13 Congenital heart defects range in severity from simple problems,
14 such as holes between chambers of the heart, to severe
15 malformations, such as the complete absence of one or more
16 chamber or valve. Some critical congenital heart defects can
17 cause severe and life-threatening symptoms that require
18 intervention within the first days of life, and
19 WHEREAS, congenital heart defects are the leading cause of
20 death of infants who have birth defects, and
21 WHEREAS, according to the United States Secretary of Health
22 and Human Services’ Advisory Committee on Heritable Disorders in
23 Newborns and Children, congenital heart defects affect between
24 seven and nine of every 1,000 live births in the United States
25 and Europe, and
26 WHEREAS, annual hospital costs in this country for all
27 individuals who have congenital heart disease have reached $2.6
28 billion, and
29 WHEREAS, current methods for detecting congenital heart
30 defects generally include prenatal ultrasound screening and
31 repeated clinical examinations that can identify many affected
32 newborns. These screenings identify less than half of all cases
33 of critical congenital heart defects, and many of these heart
34 defects are frequently missed during routine clinical exams
35 performed before a newborn’s discharge from an ambulatory
36 surgical center, hospital, or birth center, and
37 WHEREAS, pulse oximetry is a noninvasive test that
38 estimates the percentage of hemoglobin in blood which is
39 saturated with oxygen. When pulse oximetry is performed on a
40 newborn in a hospital or birth center, this test is effective in
41 detecting critical, life-threatening congenital heart defects
42 that otherwise go undetected by current screening methods, and
43 WHEREAS, newborns who have abnormal pulse oximetry results
44 require immediate confirmatory testing and intervention.

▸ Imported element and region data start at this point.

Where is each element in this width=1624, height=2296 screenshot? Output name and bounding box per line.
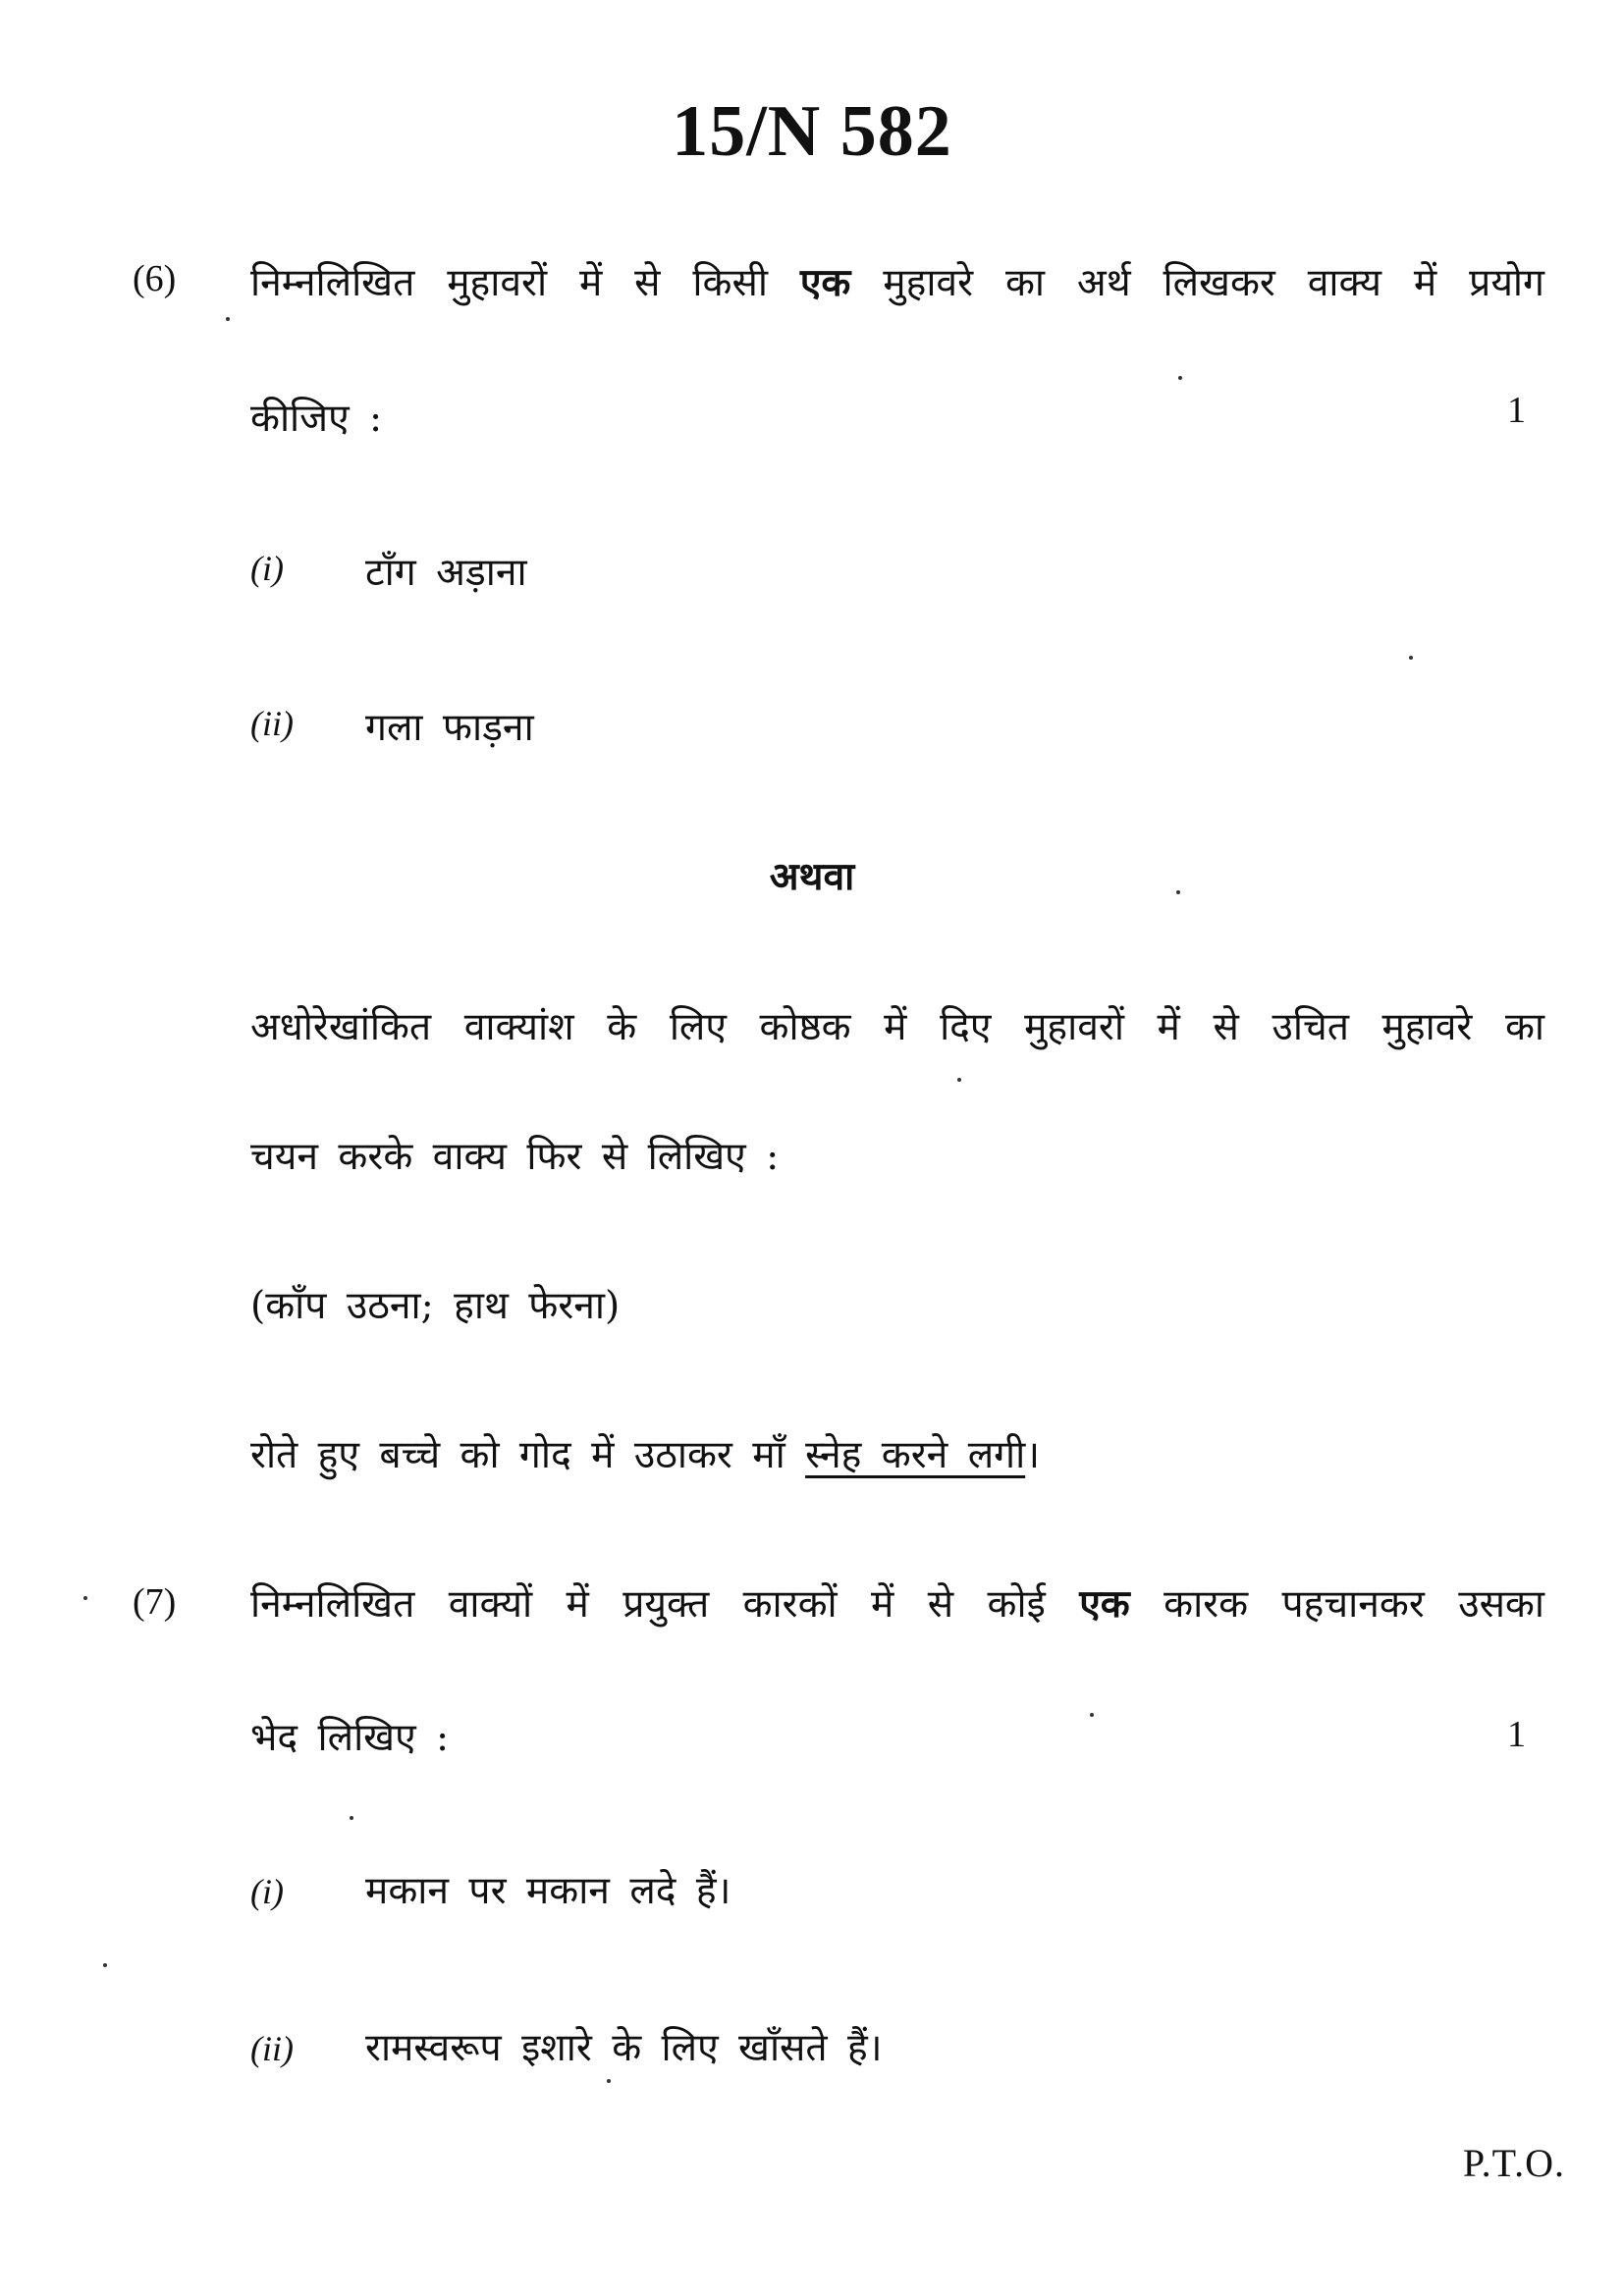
question-6-item-1-label: (i) (250, 549, 284, 588)
scan-speck (1409, 656, 1413, 660)
scan-speck (226, 317, 230, 321)
scan-speck (1176, 890, 1180, 894)
question-7-item-2-label: (ii) (250, 2029, 294, 2068)
sentence-to-rewrite (250, 1427, 1040, 1479)
underlined-phrase: स्नेह करने लगी (805, 1433, 1026, 1477)
paper-code: 15/N 582 (672, 91, 952, 172)
question-7-emphasis: एक (1079, 1581, 1130, 1627)
question-7-line-1-rest: कारक पहचानकर उसका (1164, 1582, 1544, 1627)
question-6-line-2: कीजिए : (250, 397, 383, 441)
scan-speck (1178, 376, 1182, 380)
scan-speck (607, 2079, 611, 2083)
question-6-line-1-rest: मुहावरे का अर्थ लिखकर वाक्य में प्रयोग (883, 261, 1544, 305)
question-7-item-1-text: मकान पर मकान लदे हैं। (365, 1869, 731, 1913)
scan-speck (350, 1816, 353, 1820)
alternative-line-1: अधोरेखांकित वाक्यांश के लिए कोष्ठक में दिए मुहावरों में से उचित मुहावरे का (250, 1005, 1544, 1049)
sentence-start: रोते हुए बच्चे को गोद में उठाकर माँ (250, 1433, 785, 1477)
scan-speck (957, 1078, 961, 1082)
question-7-line-1-text: निम्नलिखित वाक्यों में प्रयुक्त कारकों में से कोई (250, 1582, 1046, 1627)
scan-speck (83, 1596, 87, 1600)
question-7-marks: 1 (1507, 1714, 1526, 1755)
question-number-7: (7) (133, 1581, 177, 1623)
please-turn-over: P.T.O. (1462, 2141, 1565, 2185)
question-6-item-1-text: टाँग अड़ाना (365, 551, 527, 595)
scan-speck (1090, 1713, 1094, 1717)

Many
45 newborn lives could potentially be saved by earlier detection
46 and treatment of critical congenital heart defects if ambulatory
47 surgical centers, hospitals, and birth centers in this state
48 were required to perform the simple, noninvasive newborn
49 screening in conjunction with current methods of screening for
50 congenital heart defects, NOW THEREFORE,
51
52 Be It Enacted by the Legislature of the State of Florida:
53
54 Section 1. Subsection (2) of section 383.14, Florida
55 Statutes, is amended to read:
56 383.14 Screening for metabolic disorders, other hereditary
57 and congenital disorders, and environmental risk factors.—
58 (2) RULES.—After consultation with the Genetics and Newborn
59 Screening Advisory Council, the department shall adopt and
60 enforce rules requiring that every newborn in this state shall,
61 before prior to becoming 1 week of age, be subjected to a test
62 for phenylketonuria and, at the appropriate age, be tested for
63 such other metabolic diseases and hereditary or congenital
64 disorders as the department may deem necessary from time to
65 time. The department shall also adopt and enforce rules that
66 require each ambulatory surgical center and hospital, as defined
67 in s. 395.002, and birth center, as defined in s. 383.302, which
68 provides maternity and newborn care services in this state, to
69 perform screening for critical congenital heart disease (CCHD)
70 by testing for low blood-oxygen saturation using pulse oximetry
71 or alternate peer-reviewed, evidence-based technologies on each
72 newborn after the first 24 hours of life or before a newborn is
73 discharged. After consultation with the Office of Early
74 Learning, the department shall also adopt and enforce rules
75 requiring every newborn in this state to be screened for
76 environmental risk factors that place children and their
77 families at risk for increased morbidity, mortality, and other
78 negative outcomes. The department shall adopt such additional
79 rules as are found necessary for the administration of this
80 section and s. 383.145, including rules providing definitions of
81 terms, rules relating to the methods used and time or times for
82 testing as accepted medical practice indicates, rules relating
83 to charging and collecting fees for the administration of the
84 newborn screening program authorized by this section, rules for
85 processing requests and releasing test and screening results,
86 and rules requiring mandatory reporting of the results of tests
87 and screenings for these conditions to the department.
88 Section 2. This act shall take effect July 1, 2013.